A tender heart that hates vacuity
gathers up embers of a bygone glow.
The sun is sliding down like dark blood flow.
You, like a monstrance,° light my memory.
48 The Perfume Bottle
There are intense perfumes to which all matter is
pervious. You could say they pass through glass.
For instance, opening a chest brought from the East,
a chest whose old lock squeaks and squeals because of rust,
or in an empty house while searching an armoire
rife with the dark and dusty fragrance of the days of yore,
you sometimes find an age-old bottle filled with lost
memories.

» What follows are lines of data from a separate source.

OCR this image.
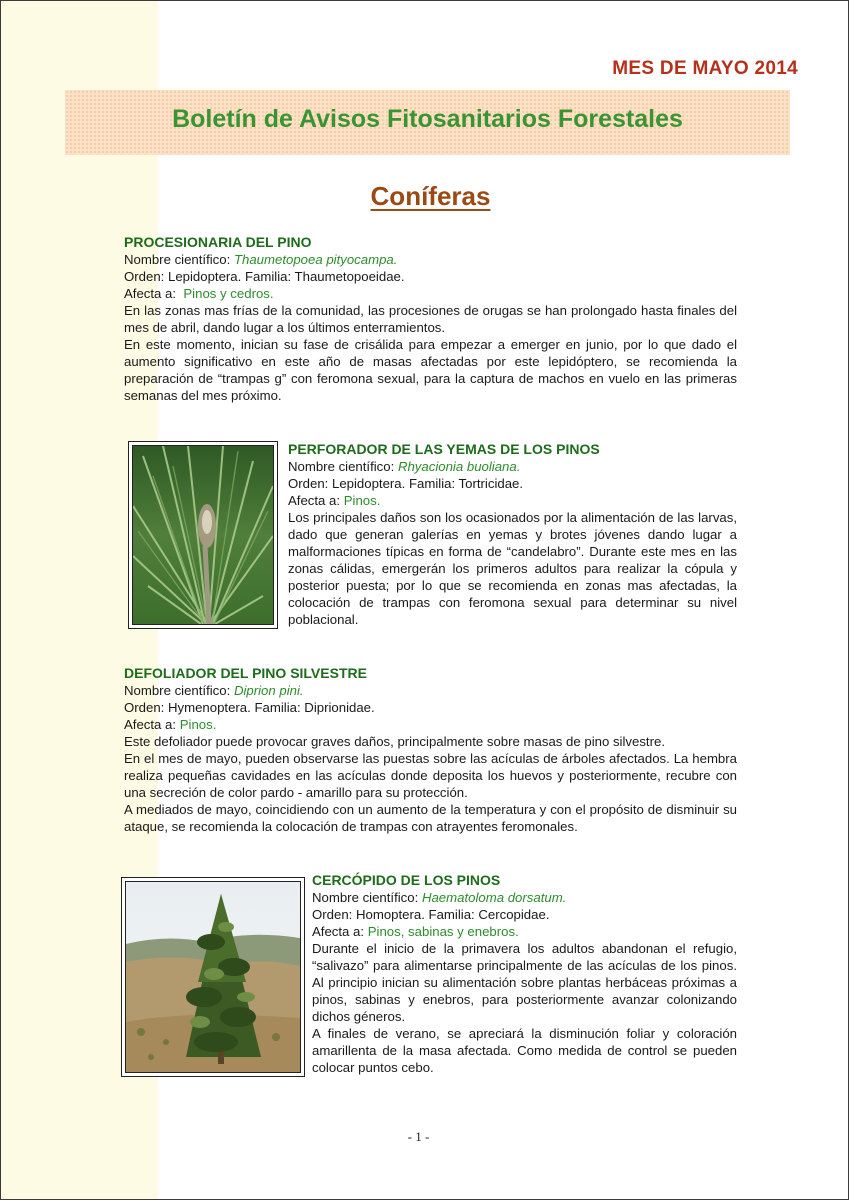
MES DE MAYO 2014
Boletín de Avisos Fitosanitarios Forestales
Coníferas

PROCESIONARIA DEL PINO

Nombre científico: Thaumetopoea pityocampa.

Orden: Lepidoptera. Familia: Thaumetopoeidae.

Afecta a: Pinos y cedros.

En las zonas mas frías de la comunidad, las procesiones de orugas se han prolongado hasta finales del mes de abril, dando lugar a los últimos enterramientos.

En este momento, inician su fase de crisálida para empezar a emerger en junio, por lo que dado el aumento significativo en este año de masas afectadas por este lepidóptero, se recomienda la preparación de “trampas g” con feromona sexual, para la captura de machos en vuelo en las primeras semanas del mes próximo.

PERFORADOR DE LAS YEMAS DE LOS PINOS

Nombre científico: Rhyacionia buoliana.

Orden: Lepidoptera. Familia: Tortricidae.

Afecta a: Pinos.

Los principales daños son los ocasionados por la alimentación de las larvas, dado que generan galerías en yemas y brotes jóvenes dando lugar a malformaciones típicas en forma de “candelabro”. Durante este mes en las zonas cálidas, emergerán los primeros adultos para realizar la cópula y posterior puesta; por lo que se recomienda en zonas mas afectadas, la colocación de trampas con feromona sexual para determinar su nivel poblacional.

DEFOLIADOR DEL PINO SILVESTRE

Nombre científico: Diprion pini.

Orden: Hymenoptera. Familia: Diprionidae.

Afecta a: Pinos.

Este defoliador puede provocar graves daños, principalmente sobre masas de pino silvestre.

En el mes de mayo, pueden observarse las puestas sobre las acículas de árboles afectados. La hembra realiza pequeñas cavidades en las acículas donde deposita los huevos y posteriormente, recubre con una secreción de color pardo - amarillo para su protección.

A mediados de mayo, coincidiendo con un aumento de la temperatura y con el propósito de disminuir su ataque, se recomienda la colocación de trampas con atrayentes feromonales.

CERCÓPIDO DE LOS PINOS

Nombre científico: Haematoloma dorsatum.

Orden: Homoptera. Familia: Cercopidae.

Afecta a: Pinos, sabinas y enebros.

Durante el inicio de la primavera los adultos abandonan el refugio, “salivazo” para alimentarse principalmente de las acículas de los pinos. Al principio inician su alimentación sobre plantas herbáceas próximas a pinos, sabinas y enebros, para posteriormente avanzar colonizando dichos géneros.

A finales de verano, se apreciará la disminución foliar y coloración amarillenta de la masa afectada. Como medida de control se pueden colocar puntos cebo.

- 1 -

Pick it up, and you revive a ghost.
A thousand thoughts were sleeping in obscurity,
a thousand gently trembling cocoons, and they,
tinted with azure, glazed with rose, gold-glittering,
fledge themselves of a sudden and are on the wing.
Intoxicating memory leaps into the nose
on currents of disturbance; you must close your eyes.
Vertigo wrestles the already vanquished soul
through the abysmal recesses of human smell
and drops it to the bottom of an ancient pit
where, just as Lazarus once tore his winding-sheet,°
a ghostly corpse comes back to life—the specter of
a long-dead and seductive, rancid sort of love.
So it will be for me that, when I am no more
in people’s memories, when, in the woeful drawer
in which I have been left behind, I lie, an old
bottle—decrepit, cracked and dusty, ringed with mold,
I will become, O luscious pestilence, your grave
and testify to the intensity you have.
O poison mixed by seraphim, like alcohol
you gnaw my senses! You begin and end my soul!
49 Poison
Wine can invest a foul depression with
most marvelous luxuries
and make fantastic rows of columns rise
from its alchemic breath,
breath crimson as the sun in dirty skies.
Opium spreads beyond all boundaries,
expands on boundlessness,
makes hours never-ending, augments bliss,
and with dark, dismal joys
surfeits the spirit with expansiveness.
But those are nothing to the venom flowing
out of your eyes, those round,
green and reflective lakes that warp my mind . . .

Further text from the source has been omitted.